Неприветливый, чуть ли не грубый тон и мой отказ привели его в еще большее замешательство, он совсем смутился.

— Извини за беспокойство…

Чуть в стороне от траурной толпы, словно отверженная, стоит Лили Варнаи. В строгом черном костюме. Эту женщину никак нельзя назвать красивой. Не понимаю, что находят в ней мужчины. Они так и пожирают ее глазами. Неправильные черты лица — слишком большой рот, широко поставленные глаза, курносый, чуть вздернутый нос — придают ей несколько вызывающий вид. Даже здесь, на кладбище, в столь горестный час. Но вряд ли она повинна в этом, ибо весь ее внешний облик, скорбная фигура, скорее, выражают трепетную мольбу о прощении. Кажется, что вся она поглощена мучительной внутренней борьбой. Кричащее противоречие между чертами лица и трепетной, взывающей о помощи скорбной позой поразительно. Что-то трогательное есть в ее удрученности и печали и вызывает сочувствие, жалость.

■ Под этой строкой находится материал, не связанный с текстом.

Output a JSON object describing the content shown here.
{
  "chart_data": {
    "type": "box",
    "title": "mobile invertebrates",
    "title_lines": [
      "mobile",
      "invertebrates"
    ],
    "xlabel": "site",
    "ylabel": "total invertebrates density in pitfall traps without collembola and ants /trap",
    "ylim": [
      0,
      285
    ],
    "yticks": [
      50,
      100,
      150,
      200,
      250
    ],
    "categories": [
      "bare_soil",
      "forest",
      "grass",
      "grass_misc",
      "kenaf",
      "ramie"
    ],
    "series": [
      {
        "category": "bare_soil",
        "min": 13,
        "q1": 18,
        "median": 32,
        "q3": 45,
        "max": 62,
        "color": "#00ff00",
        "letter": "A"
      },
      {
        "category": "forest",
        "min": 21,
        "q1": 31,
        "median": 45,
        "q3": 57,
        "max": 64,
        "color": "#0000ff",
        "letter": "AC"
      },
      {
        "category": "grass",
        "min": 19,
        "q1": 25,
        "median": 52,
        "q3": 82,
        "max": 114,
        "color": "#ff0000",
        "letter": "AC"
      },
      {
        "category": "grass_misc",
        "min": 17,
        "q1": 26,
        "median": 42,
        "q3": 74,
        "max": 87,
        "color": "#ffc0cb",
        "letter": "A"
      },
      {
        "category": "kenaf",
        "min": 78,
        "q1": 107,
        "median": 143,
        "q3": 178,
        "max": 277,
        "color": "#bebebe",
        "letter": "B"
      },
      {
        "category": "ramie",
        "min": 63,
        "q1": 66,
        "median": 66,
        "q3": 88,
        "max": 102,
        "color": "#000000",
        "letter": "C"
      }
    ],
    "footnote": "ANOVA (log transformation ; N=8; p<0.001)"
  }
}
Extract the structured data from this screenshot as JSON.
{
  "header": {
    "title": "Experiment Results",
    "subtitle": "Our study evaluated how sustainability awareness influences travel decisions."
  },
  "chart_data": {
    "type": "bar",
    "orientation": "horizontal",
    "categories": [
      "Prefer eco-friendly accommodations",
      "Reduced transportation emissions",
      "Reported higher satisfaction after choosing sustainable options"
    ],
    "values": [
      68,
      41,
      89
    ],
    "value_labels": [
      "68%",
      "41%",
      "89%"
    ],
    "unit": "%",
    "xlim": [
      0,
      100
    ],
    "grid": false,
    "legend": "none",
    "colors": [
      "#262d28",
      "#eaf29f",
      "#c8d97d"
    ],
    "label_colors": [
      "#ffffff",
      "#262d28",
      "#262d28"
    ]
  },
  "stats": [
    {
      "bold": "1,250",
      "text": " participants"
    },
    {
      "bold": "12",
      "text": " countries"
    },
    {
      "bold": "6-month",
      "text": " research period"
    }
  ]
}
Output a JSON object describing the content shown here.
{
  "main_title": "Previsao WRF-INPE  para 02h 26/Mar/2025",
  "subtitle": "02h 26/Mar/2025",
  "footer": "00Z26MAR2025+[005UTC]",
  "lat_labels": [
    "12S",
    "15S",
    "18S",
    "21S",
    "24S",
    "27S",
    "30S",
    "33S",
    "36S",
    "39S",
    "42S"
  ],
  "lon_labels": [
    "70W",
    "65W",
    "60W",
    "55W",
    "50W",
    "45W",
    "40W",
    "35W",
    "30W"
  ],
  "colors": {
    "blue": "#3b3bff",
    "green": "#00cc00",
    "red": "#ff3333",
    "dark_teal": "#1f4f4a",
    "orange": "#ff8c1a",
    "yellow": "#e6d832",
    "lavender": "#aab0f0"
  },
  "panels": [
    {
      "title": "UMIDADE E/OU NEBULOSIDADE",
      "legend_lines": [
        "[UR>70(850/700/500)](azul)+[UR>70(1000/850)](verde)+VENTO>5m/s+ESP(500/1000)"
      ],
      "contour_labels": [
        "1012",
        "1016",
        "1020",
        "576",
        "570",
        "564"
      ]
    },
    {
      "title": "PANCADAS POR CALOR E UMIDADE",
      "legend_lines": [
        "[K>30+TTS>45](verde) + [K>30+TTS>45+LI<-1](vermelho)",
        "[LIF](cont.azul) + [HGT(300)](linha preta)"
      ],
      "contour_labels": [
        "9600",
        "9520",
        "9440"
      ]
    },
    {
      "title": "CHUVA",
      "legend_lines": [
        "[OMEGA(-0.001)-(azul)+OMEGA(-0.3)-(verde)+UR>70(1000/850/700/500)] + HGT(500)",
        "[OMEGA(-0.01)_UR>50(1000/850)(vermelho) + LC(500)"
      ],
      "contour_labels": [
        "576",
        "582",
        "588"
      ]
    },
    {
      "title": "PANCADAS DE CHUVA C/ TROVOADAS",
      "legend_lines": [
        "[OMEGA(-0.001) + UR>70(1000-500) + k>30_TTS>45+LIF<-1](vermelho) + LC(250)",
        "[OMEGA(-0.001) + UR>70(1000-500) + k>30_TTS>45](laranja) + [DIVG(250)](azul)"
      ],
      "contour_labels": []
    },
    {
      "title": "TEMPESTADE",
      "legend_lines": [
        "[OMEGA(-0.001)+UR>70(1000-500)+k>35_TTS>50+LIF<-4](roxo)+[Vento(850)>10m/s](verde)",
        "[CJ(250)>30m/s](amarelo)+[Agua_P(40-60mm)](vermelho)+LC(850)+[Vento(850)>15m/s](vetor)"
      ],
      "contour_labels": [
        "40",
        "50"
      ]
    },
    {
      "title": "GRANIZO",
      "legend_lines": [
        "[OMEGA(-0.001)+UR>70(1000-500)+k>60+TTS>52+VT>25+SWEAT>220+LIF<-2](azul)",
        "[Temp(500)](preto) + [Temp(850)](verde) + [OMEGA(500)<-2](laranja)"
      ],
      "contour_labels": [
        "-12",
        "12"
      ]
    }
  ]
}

Никто не нарушает торжественной тишины. Лишь где-то далеко в поле монотонно рокочет трактор. Пашут. За кладбищем, на каменистой проселочной дороге, стоят плоские повозки. Четыре, пять, шесть. На повозках — ящики с виноградом. Сбор урожая подходит к концу, но кое-где спелые гроздья еще висят на виноградных лозах. Погребальный обряд совершен, и ничего кощунственного не было бы в том, что собравшиеся здесь люди отправились бы в обратный путь. Автомашины — их прибыло около десяти, преимущественно из Пешта — прижались к обочине проселка, к самому рву, окаймлявшему кладбище; они не мешают движению. А повозки все-таки не трогаются с места. Они застыли, выстроившись в ряд, воздавая последние почести.

И неожиданно в тишине раздается песнопение. Это крестьяне поют древний погребальный псалом:

Мы так на тебя уповали,

Надежды свои возлагали…

Деревенские жители и прибывшие на похороны горожане, толпившиеся вокруг могилы, слились в одну сплошную массу. И все же кажется, будто между ними проходит какая-то невидимая, разделяющая их линия. Правда, по одежде уже не очень-то отличишь деревенского жителя от столичного. Но лица у крестьян совсем другие, они точно высечены из каменной глыбы. На их лицах запечатлены глубокая скорбь и печаль. Если бы я производил сейчас киносъемки, то не нужна была бы никакая режиссура — я просто снял бы все как есть, и в одном этом кадре, как в фокусе, запечатлел бы человеческую трагедию.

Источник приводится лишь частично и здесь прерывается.